Open Knowledge, Linked Data, Scruffy vs. Neat
Last weekend I had the pleasure of attending this year's Open Knowledge Conference. The list of good reasons for making government (and other) data open and for breaking down barriers to finding information on-line are longer than would fit in this post; one nice one that I hadn't heard before was Glyn Moody's point that Turing equivalence implies that there can be only one digital revolution, and that this in turn can prove the impossibility of preserving analogue bad habits like 'rights management'. At this point I should probably mention my employer's lawyers and what they'll do to you if you imply that I'm in favour of file sharing, but perhaps I'll just make do with a tired but accurate simile between the RIAA and those loveable old dinosaurs, dodos and other casualties of unsustainable lifestyle choices.
There was a lot of other interesting stuff being presented, including a talk by Jeni Tennison on large-scale open data from government and her work at data.gov.uk. Jeni ended her talk by saying that we shouldn't worry about proliferation of redundant and (potentially) contradictory material -- after all, this is what has happened with the web and no animals were harmed in the making, etc.
I like this point, and it chimes nicely with a move from "neat" to "scruffy" that we can observe around semantic technology in general and the semantic web in particular. The original vision published by Berners-Lee and others around a decade ago was very much inspired by Artificial Intelligence: your computer was going to book your dentist appointment on the right day to coincide with picking your mother up from the station, make sure the fridge was stocked with her favourite orange juice for later, and blah blah blah. Good stuff if you're a professor of logic computation looking for your next funding opportunity, but not really any nearer the horizon now than it was 10 (or 20 or 30) years ago.
Thankfully we've mostly woken up again, and now things are boiling down to a more practical residue, which, to paraphrase a more recent comment by Berners-Lee, is "all about the data, stupid". And this brings us back to Jeni's talk -- if we can get all those public data silos openned up and usable in the right way this will be a huge leap forward, and the fact that it will not be universally nice and neat and dressed in a shiney new bow tie is neither here nor there. Scruffy is neat in its own way.
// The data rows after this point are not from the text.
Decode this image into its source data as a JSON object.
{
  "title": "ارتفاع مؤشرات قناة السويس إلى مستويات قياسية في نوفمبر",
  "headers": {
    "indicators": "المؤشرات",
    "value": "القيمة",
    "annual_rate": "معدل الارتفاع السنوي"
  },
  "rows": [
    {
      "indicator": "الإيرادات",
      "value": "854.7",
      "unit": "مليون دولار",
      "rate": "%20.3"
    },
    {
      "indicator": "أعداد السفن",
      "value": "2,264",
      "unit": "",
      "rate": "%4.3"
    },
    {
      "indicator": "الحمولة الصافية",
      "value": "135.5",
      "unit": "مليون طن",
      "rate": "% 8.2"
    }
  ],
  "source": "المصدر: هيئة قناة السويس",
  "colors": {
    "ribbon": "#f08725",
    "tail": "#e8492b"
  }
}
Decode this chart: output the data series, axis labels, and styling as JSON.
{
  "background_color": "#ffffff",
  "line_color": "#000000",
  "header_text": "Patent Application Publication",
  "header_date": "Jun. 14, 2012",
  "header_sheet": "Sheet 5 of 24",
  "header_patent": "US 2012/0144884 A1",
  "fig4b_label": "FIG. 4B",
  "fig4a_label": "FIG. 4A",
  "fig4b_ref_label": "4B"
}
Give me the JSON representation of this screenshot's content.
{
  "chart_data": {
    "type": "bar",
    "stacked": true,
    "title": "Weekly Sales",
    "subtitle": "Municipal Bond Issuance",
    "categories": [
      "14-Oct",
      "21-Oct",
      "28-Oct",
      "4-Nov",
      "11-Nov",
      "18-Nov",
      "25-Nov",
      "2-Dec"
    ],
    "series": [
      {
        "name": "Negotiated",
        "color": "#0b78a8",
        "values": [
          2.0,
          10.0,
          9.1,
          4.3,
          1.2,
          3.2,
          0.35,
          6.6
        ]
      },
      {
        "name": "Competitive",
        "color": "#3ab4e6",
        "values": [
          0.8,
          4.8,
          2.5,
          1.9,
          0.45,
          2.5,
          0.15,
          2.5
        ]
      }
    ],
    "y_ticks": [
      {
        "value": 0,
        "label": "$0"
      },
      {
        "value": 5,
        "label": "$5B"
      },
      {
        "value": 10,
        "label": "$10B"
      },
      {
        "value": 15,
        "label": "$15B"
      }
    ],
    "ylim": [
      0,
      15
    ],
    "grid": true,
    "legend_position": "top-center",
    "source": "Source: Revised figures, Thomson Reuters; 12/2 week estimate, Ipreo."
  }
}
A second thing that was interesting for me at this talk (and at OKCon more generally) was the question of data vs. content. The focus of the discussion today was very much about data in spreadsheets, relational databases and so on, and this seems to be where current success is happenning as more and more databases are being exported to variants of RDF. This must be good news for text analysis: looked at from an information extraction point-of-view, linked open data is a rich source of domain terminology (seeds for our gazetteers) and conceptual backbones (seeds for our result templates, taxonomies and ontologies). The next wave, it seems to me, is to link the linked data to all that text that's lurking in the databases telling all sorts of interesting stories -- if only we could find them.